THAT COLORADO STILL MEANS COLORED STUNS
“White-complected individuals could not have their brown-skinned relatives with them at certain events.”
– Grace Jordan
(Rebels Remembered: The Civil Rights Movement in Colorado)
That Colorado still means colored stuns
when you consider how history and terror
(hot flaming crosses, night-burnt houses, guns)
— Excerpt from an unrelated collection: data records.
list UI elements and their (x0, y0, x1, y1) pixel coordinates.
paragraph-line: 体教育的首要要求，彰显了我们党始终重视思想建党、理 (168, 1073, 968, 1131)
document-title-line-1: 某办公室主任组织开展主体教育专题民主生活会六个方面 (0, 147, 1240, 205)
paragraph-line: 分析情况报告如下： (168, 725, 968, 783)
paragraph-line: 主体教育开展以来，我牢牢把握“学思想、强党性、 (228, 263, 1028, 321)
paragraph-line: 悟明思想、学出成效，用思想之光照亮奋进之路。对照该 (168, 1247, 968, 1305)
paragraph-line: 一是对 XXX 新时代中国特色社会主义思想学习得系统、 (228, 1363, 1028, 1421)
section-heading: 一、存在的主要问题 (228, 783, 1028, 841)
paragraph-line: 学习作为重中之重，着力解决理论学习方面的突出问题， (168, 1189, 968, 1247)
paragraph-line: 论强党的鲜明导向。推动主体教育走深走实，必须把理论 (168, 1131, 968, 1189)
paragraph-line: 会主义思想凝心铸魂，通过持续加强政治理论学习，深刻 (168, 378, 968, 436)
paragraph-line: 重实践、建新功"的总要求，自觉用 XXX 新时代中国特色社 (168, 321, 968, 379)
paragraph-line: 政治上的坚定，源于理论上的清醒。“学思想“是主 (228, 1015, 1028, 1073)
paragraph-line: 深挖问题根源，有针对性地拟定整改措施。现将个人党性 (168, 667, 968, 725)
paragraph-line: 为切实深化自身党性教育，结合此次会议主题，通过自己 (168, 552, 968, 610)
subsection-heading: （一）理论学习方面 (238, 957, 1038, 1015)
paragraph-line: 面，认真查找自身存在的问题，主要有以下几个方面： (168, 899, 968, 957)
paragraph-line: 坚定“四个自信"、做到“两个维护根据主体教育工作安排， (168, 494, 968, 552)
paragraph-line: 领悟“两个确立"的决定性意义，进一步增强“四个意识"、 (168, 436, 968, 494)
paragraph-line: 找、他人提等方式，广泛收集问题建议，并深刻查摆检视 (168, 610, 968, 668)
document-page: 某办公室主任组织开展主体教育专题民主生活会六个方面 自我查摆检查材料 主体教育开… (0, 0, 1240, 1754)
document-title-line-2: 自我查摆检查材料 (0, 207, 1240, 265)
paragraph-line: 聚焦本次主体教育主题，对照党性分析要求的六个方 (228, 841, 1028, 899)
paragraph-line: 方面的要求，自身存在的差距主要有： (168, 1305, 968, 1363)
serve as the perfect lens: a shard of mirror,
glass clear enough to form a holograph.
That we are members of each other thrills
philosophers and mystics and the half
of us who know how smoothly hatred kills
still makes for living death. Self-hatred takes
the cake. Do candles count? How many slices
– frosted, poisoned — till your stomach aches
enough to take a side, before hell ices
over? Denver and Colorado share
a history America conceals.
You care about the law enough to dare
domestic terrorists to take their deals
and crude threats elsewhere. You? You love your space.
The light around your body suits you fine.
You understand the way things work, how race
still rules, how nooses in the news incline
today towards humor on the late shows. Whoa!
Back up and ask: How did the KKK
control a state so mountainous and so
beautiful it broke hearts night and day?
Ask the Comanche, the Cheyenne, the Bannock,
the Jicarilla, the Arapaho, the Apache -
they’ll tell you how Spain’s Mexicans panicked.
They had to have it all: from Saguache
to every slope and peak and stream and river.
And when the gringos came – uh-uh, look out!
Their nerve was such that they called Indian Giver
the very tribes they robbed and then took out.
When Dr. Clarence F. Holmes, a dentist, felt
the pain from bites that plagued his sleep and yours,
he X-rayed first. He cleaned. And then he dealt
with what was cracked by drilling. At their cores
these rotting teeth were almost gone. Decay
had more than set in; it was quickly killing
its wayward host. Without delay
the doctor and his many friends were willing
to go out – white and black, Catholic and Jew,
foreign and native born – to places where
apartheid did not hide. The biggest you,
the crucial you, fights root-rot. You star.
The history of love boils down to this:
Destroy what you don’t understand or like
and every time you breathe or eat or kiss
your emptiness will hurt; your pain will spike.
That Colorado still means colored stuns
when you consider history and sheer terror
(hot flaming crosses, night-burnt houses, guns)
serves as the perfect lens: a shard of mirror,
glass clear enough to form a holograph.